For Bobby’s recent sold out ATP show, he enlisted the services of My Bloody Valentine’s audio engineer, which was, “amazing! Really good.”

“He spent a lot of time tuning the system to what I was putting through it, which not many people bother to do, understandably, if they’re an in-house engineer. The second big thing is, having your own sound engineer is kind of like having a big buffer – if someone goes ‘can you turn that down?’ he goes ‘no’, and literally the minute we started sound checking there were people from across the street and upstairs coming over to complain and even the venue owners came over and said ‘you’ve got to turn it down’ and he said ‘it’s not in my interest to turn it down, it’s in my interest to do what he [Bobby] wants me to do and if he wants it to be loud, it’s going to be loud. We’re not breaking the decibel limit of the venue, so I’m going to make it as loud as possible.’ That’s what I want my shows to be, I want them to be massive and loud and physical.”

“There is a point where at the end of every set I do, it’s a bit like… [Bobby exhales out deeply]… You feel drained because it takes a lot of processing energy to be just pelted with sound. You feel tired. There are many things I could compare it with but I won’t, so I’ll stop there,” he laughs.

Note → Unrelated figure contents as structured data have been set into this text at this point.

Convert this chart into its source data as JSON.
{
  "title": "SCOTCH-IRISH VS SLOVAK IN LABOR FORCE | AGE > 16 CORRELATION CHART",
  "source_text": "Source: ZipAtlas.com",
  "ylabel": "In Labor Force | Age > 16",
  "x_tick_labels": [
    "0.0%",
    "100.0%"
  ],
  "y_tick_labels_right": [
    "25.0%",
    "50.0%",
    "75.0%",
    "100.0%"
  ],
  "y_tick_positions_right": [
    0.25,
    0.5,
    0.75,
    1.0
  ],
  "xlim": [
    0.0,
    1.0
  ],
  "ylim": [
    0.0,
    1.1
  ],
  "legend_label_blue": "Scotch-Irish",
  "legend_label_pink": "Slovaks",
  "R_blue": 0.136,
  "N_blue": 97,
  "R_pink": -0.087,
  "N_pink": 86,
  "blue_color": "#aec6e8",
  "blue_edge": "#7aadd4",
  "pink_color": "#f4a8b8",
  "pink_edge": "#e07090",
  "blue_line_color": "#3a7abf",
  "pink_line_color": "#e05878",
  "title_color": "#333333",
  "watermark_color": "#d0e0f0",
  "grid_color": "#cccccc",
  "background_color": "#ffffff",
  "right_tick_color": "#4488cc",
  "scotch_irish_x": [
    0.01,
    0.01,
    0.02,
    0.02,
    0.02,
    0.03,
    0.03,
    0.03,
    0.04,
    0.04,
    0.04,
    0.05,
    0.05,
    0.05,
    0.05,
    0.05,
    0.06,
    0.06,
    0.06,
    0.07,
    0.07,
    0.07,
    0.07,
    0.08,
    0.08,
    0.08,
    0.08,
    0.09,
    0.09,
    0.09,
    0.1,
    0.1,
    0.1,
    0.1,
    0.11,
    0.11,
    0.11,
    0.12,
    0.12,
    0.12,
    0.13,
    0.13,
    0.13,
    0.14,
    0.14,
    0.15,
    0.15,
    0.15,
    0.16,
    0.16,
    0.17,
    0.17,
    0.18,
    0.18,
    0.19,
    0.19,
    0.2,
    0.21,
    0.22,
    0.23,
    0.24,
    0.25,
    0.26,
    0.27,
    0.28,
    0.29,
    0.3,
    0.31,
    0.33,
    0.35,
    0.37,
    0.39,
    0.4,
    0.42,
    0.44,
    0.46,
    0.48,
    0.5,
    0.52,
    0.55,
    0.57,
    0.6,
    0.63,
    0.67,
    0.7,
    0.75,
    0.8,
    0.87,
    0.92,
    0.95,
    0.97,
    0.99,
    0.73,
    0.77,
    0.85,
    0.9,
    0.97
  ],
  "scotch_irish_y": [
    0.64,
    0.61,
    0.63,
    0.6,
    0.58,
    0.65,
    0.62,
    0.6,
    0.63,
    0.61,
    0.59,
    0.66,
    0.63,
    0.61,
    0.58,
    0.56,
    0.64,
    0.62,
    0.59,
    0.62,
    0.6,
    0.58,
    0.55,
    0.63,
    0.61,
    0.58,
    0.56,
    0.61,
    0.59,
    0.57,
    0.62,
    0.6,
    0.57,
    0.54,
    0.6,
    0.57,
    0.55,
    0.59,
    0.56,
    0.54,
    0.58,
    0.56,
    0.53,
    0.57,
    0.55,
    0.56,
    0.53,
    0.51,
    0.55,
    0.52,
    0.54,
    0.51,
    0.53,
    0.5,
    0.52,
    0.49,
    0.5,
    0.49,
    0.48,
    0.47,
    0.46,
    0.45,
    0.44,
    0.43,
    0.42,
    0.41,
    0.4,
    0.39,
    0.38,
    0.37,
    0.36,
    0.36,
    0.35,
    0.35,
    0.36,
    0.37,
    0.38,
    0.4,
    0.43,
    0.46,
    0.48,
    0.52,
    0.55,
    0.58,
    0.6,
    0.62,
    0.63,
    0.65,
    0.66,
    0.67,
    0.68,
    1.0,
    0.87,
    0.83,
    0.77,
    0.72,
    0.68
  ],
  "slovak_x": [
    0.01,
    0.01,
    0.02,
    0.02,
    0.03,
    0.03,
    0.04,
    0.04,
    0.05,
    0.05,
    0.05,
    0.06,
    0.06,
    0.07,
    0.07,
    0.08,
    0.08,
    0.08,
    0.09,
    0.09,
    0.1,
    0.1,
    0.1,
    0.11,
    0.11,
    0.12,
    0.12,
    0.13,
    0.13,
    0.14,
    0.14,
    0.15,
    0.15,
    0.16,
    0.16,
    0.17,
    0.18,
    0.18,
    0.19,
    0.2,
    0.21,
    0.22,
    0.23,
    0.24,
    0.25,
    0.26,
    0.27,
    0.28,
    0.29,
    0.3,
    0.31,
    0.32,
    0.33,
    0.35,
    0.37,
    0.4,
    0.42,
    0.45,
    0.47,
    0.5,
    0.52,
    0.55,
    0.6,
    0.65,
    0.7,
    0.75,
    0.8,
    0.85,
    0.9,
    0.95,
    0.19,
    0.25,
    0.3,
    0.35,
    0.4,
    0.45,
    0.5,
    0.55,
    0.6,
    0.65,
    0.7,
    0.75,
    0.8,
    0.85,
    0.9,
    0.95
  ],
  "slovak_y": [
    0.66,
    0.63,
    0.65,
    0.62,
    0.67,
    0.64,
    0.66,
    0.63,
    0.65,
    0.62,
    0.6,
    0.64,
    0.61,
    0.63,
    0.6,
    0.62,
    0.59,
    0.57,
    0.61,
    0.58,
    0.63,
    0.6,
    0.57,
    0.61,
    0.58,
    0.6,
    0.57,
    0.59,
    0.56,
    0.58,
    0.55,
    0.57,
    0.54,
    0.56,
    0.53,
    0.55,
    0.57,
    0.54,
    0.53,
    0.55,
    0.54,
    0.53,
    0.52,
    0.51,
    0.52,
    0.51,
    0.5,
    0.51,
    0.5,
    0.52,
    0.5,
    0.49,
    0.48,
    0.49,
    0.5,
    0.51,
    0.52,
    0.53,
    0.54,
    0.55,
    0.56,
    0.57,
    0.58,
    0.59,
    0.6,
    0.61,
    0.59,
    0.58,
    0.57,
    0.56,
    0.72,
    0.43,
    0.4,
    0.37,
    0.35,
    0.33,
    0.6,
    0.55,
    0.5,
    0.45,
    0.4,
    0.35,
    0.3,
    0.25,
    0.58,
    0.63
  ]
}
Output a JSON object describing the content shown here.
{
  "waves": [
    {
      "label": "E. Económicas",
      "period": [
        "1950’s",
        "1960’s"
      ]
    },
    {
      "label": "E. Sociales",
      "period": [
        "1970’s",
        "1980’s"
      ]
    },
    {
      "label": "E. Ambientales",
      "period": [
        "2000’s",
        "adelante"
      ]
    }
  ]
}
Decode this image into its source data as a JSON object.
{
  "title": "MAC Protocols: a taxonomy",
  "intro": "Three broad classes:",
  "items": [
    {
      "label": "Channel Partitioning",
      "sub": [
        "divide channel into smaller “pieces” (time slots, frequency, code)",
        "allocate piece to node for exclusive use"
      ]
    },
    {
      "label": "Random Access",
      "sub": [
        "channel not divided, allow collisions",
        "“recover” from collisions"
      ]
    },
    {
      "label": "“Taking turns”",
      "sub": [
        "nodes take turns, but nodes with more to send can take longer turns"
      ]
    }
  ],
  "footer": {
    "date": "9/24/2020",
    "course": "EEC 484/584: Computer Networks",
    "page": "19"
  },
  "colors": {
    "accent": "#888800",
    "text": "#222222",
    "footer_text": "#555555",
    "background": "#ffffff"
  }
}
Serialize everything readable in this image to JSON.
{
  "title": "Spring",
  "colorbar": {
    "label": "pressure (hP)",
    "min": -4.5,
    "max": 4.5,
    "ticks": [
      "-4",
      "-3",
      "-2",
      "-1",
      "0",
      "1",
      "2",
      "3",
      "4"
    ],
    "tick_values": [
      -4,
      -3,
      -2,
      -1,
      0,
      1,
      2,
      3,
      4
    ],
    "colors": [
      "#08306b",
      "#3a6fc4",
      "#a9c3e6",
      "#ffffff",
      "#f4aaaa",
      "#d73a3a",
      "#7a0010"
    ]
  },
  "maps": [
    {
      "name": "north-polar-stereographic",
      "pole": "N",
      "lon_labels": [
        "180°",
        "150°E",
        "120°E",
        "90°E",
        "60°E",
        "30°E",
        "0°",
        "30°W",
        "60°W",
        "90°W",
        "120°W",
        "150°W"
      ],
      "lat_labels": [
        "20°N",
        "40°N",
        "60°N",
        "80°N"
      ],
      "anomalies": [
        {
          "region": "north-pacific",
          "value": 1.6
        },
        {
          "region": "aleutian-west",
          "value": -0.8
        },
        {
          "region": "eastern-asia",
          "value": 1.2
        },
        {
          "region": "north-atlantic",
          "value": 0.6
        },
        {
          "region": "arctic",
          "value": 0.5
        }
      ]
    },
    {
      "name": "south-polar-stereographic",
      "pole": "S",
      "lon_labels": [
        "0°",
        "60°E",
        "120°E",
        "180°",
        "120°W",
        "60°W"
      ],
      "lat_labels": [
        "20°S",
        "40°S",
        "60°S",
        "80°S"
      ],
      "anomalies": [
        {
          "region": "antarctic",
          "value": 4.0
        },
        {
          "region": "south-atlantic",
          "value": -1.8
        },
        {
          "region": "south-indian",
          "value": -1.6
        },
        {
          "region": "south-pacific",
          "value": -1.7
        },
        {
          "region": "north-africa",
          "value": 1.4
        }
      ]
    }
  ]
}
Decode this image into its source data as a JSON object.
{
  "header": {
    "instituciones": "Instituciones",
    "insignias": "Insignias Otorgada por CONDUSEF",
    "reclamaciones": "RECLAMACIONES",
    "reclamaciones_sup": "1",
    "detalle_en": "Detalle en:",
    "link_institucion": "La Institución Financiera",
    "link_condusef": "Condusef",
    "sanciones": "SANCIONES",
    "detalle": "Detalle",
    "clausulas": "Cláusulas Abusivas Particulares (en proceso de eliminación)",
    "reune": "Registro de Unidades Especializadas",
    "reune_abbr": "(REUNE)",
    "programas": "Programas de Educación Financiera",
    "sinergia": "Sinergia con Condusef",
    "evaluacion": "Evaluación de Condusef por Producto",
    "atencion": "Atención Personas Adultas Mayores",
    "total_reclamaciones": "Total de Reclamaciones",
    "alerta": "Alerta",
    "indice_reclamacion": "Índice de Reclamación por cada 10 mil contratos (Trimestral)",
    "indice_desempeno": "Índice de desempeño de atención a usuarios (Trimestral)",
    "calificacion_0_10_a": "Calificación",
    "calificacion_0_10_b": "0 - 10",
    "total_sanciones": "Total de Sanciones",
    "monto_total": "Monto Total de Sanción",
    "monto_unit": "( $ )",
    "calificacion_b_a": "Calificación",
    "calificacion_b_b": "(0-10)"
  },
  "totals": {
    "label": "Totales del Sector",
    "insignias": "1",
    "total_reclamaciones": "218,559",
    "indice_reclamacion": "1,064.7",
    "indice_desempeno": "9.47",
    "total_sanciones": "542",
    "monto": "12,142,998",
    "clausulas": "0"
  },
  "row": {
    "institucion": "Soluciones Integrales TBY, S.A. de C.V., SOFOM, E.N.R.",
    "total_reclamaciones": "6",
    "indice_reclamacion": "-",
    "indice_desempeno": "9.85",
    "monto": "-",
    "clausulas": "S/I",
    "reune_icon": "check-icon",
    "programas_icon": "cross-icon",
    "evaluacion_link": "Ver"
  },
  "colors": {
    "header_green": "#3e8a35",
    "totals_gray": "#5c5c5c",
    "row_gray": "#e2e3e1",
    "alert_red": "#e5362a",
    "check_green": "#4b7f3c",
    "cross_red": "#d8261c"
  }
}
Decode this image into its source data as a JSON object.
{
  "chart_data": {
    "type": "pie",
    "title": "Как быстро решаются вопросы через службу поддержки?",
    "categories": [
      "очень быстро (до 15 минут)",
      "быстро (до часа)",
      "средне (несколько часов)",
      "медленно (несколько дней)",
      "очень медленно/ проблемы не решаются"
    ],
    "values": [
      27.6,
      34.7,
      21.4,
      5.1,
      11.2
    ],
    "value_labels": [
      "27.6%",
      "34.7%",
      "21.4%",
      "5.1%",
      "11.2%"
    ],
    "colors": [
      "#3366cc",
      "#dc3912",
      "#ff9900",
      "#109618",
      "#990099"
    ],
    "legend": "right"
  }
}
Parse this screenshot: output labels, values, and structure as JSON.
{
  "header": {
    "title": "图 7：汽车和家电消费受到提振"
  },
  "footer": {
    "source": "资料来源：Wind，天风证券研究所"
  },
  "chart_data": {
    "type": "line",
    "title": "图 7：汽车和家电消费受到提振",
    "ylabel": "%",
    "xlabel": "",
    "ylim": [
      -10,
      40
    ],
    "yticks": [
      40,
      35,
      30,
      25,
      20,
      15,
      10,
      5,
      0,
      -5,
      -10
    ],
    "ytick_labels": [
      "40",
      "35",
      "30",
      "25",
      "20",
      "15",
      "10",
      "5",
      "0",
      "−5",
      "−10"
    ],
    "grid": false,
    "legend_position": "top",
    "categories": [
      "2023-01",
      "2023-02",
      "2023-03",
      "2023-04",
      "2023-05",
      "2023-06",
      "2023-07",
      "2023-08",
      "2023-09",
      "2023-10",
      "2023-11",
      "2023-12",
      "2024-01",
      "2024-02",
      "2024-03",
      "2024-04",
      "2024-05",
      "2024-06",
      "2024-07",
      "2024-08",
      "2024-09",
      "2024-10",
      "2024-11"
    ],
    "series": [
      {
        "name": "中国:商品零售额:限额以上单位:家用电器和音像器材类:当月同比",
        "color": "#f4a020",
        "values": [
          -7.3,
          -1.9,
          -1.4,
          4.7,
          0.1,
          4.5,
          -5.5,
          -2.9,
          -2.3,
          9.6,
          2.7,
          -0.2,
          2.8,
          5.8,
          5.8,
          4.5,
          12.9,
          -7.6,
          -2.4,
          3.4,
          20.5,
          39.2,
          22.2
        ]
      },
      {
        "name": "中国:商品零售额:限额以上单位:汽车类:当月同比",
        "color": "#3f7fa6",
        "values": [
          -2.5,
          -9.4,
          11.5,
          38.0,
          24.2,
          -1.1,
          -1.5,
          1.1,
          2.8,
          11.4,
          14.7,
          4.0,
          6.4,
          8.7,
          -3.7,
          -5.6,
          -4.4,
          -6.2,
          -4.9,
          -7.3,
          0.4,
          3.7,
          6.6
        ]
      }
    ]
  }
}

While Bobby’s creative tendencies are anchored more firmly in personal endeavour than audience pandering, he still talks humbly of the audience response to his music. “I tend not to look up too much when I’m playing,” he says, “so I don’t really look for reactions when I’m playing because there’s so much smoke and strobes and shit I can’t even see anything. So literally, man, if one person comes up to me after the show and says, ‘I really like that’ that’s job done for me really. When I was younger and I went to shows I daren’t approach people, I daren’t go up to people or if I did it took a lot of talking myself into doing it. So if someone comes up and says, ‘thank you for playing for me’ what more do you want?”